4. Client Node split out file range according to encrypted chunk info.
5. Client Node sends chunk decryption request to Proc Node.
6. Proc Node receives the chunk from request's Transfer and decrypts encrypted chunk using file key.
7. Proc Node responds Client Node with decrypted chunk info.
8. Client Node receives decrypted chunk and reassemble the original file.

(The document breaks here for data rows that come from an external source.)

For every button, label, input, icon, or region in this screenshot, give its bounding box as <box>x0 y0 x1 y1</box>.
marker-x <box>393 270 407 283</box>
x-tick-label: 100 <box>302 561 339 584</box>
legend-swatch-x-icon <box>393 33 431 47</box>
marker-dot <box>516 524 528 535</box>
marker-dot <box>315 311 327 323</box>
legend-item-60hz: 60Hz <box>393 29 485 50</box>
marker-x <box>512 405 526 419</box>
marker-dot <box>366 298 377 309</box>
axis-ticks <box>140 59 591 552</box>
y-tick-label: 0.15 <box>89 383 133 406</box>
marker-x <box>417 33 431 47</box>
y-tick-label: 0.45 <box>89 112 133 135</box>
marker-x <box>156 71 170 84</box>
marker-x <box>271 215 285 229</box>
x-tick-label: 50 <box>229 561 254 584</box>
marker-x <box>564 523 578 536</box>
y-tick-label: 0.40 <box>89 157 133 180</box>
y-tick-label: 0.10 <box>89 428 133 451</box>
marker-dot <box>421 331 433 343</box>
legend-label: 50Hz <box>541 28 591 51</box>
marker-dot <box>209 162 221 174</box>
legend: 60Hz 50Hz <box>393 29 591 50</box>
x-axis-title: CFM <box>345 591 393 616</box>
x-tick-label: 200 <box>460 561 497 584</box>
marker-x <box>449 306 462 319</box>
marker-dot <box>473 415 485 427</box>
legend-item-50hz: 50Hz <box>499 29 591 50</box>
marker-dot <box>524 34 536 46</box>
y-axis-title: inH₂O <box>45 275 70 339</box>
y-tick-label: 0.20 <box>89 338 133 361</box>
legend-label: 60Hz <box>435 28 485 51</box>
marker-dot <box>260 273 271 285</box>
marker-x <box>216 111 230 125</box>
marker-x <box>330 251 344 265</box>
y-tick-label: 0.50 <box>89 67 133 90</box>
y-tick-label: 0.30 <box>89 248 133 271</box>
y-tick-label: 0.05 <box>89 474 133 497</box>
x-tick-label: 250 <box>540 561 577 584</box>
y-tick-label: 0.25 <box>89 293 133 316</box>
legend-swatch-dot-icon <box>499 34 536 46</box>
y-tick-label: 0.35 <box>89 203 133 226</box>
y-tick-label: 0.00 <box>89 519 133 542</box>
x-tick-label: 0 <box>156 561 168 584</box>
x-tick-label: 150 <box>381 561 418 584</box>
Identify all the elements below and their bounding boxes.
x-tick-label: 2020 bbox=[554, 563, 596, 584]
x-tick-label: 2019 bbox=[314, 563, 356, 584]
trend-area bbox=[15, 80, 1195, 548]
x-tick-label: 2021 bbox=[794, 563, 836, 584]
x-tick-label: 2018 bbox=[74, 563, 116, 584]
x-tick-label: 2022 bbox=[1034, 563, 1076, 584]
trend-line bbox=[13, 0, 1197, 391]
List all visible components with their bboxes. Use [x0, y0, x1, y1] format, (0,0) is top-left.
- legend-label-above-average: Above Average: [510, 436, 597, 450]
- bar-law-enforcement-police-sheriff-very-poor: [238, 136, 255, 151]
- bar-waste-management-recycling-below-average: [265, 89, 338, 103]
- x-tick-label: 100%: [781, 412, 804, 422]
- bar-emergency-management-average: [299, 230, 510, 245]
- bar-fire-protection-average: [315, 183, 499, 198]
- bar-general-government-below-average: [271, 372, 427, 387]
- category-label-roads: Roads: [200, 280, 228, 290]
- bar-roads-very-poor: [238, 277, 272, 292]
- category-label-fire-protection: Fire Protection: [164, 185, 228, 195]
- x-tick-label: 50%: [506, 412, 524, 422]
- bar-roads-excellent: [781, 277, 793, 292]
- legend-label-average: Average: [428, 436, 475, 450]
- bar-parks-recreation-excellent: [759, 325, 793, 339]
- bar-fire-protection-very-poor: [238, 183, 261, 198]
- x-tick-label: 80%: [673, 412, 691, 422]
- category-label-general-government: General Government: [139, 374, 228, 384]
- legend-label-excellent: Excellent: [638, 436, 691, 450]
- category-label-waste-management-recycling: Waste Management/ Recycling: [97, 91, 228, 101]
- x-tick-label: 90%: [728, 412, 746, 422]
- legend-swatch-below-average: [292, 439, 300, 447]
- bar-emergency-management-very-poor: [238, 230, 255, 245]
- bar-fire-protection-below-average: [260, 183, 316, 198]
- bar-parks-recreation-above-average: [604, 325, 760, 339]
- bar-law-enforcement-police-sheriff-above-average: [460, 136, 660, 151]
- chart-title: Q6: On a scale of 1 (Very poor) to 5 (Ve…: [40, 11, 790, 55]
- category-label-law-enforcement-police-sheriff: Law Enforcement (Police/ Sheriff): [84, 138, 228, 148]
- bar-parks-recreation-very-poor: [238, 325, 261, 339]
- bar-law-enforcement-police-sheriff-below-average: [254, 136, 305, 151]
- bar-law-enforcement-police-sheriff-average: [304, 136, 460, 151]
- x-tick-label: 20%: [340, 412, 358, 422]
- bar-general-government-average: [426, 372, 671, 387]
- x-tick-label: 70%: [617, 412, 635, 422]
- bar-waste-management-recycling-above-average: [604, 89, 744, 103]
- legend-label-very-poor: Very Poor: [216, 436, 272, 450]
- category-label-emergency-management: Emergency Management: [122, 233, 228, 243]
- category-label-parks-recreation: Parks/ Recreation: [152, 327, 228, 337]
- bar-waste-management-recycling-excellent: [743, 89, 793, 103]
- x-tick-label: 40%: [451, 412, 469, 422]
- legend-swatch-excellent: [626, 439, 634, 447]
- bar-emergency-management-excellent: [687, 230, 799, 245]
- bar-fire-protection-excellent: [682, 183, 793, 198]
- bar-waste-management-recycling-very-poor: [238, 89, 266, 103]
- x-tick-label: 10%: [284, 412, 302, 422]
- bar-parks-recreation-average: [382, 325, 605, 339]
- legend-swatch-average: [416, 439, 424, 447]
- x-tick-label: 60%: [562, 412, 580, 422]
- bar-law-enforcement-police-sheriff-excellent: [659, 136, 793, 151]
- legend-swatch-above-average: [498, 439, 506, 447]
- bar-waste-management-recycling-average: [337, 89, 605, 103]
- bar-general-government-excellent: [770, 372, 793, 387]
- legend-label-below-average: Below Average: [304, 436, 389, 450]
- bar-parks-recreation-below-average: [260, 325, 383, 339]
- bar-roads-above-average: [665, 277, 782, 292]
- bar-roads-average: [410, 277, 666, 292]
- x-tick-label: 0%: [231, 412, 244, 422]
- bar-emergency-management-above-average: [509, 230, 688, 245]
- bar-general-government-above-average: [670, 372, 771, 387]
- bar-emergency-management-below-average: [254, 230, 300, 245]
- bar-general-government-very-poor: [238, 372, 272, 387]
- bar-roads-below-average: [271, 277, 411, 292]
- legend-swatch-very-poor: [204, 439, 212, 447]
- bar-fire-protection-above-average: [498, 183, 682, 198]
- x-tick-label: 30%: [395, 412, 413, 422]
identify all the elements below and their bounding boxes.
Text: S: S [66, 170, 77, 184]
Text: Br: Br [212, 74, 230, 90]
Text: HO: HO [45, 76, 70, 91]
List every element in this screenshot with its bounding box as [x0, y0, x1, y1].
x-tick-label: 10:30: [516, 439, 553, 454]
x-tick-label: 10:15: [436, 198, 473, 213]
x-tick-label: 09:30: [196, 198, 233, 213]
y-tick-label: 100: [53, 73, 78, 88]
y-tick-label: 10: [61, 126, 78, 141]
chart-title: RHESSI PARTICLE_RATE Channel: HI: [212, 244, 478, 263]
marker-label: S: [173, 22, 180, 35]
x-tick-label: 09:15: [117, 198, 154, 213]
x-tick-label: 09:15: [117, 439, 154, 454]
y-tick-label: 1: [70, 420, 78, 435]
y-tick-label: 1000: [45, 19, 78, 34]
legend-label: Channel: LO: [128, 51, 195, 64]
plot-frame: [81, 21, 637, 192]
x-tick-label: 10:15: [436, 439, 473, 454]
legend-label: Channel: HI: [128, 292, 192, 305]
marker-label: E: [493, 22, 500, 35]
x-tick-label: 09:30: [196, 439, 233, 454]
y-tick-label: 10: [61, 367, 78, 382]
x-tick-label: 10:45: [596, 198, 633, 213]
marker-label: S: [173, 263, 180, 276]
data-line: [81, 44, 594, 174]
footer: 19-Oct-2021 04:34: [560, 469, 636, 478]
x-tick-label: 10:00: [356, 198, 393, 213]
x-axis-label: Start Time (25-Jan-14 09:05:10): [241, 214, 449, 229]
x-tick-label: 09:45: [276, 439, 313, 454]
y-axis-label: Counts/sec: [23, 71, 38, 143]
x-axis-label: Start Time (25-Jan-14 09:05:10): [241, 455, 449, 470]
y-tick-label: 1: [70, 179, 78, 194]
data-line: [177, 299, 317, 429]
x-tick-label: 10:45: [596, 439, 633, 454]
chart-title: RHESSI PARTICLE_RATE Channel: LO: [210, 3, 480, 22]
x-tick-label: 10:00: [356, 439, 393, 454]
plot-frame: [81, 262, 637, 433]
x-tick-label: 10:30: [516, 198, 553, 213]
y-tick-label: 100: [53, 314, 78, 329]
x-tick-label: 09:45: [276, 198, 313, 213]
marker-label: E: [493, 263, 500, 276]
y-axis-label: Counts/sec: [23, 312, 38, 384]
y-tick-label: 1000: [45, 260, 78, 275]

This video also explains the flow - Encrypt/Decrypt Flow

// /sao/file/encrypt/0.0.1
type FileEncryptReq struct {
  FileId string
  ClientId string
  Offset uint64
  Size uint64
  Transfer types.Transfer
}
type FileEncryptResp struct {
  FileKey  string
  Transfer types.Transfer
  Accepted bool
}
type FileDecryptReq struct {
  FileId string
  ClientId string
  Offset uint64
  Size uint64
  Transfer types.Transfer
}
type FileDecryptResp struct {
  FileId   string
  Offset   uint64
  Size     uint64
  Transfer types.Transfer
  Accepted bool
}

The protocol will soon iterate into newer version with more security and efficiency consideration.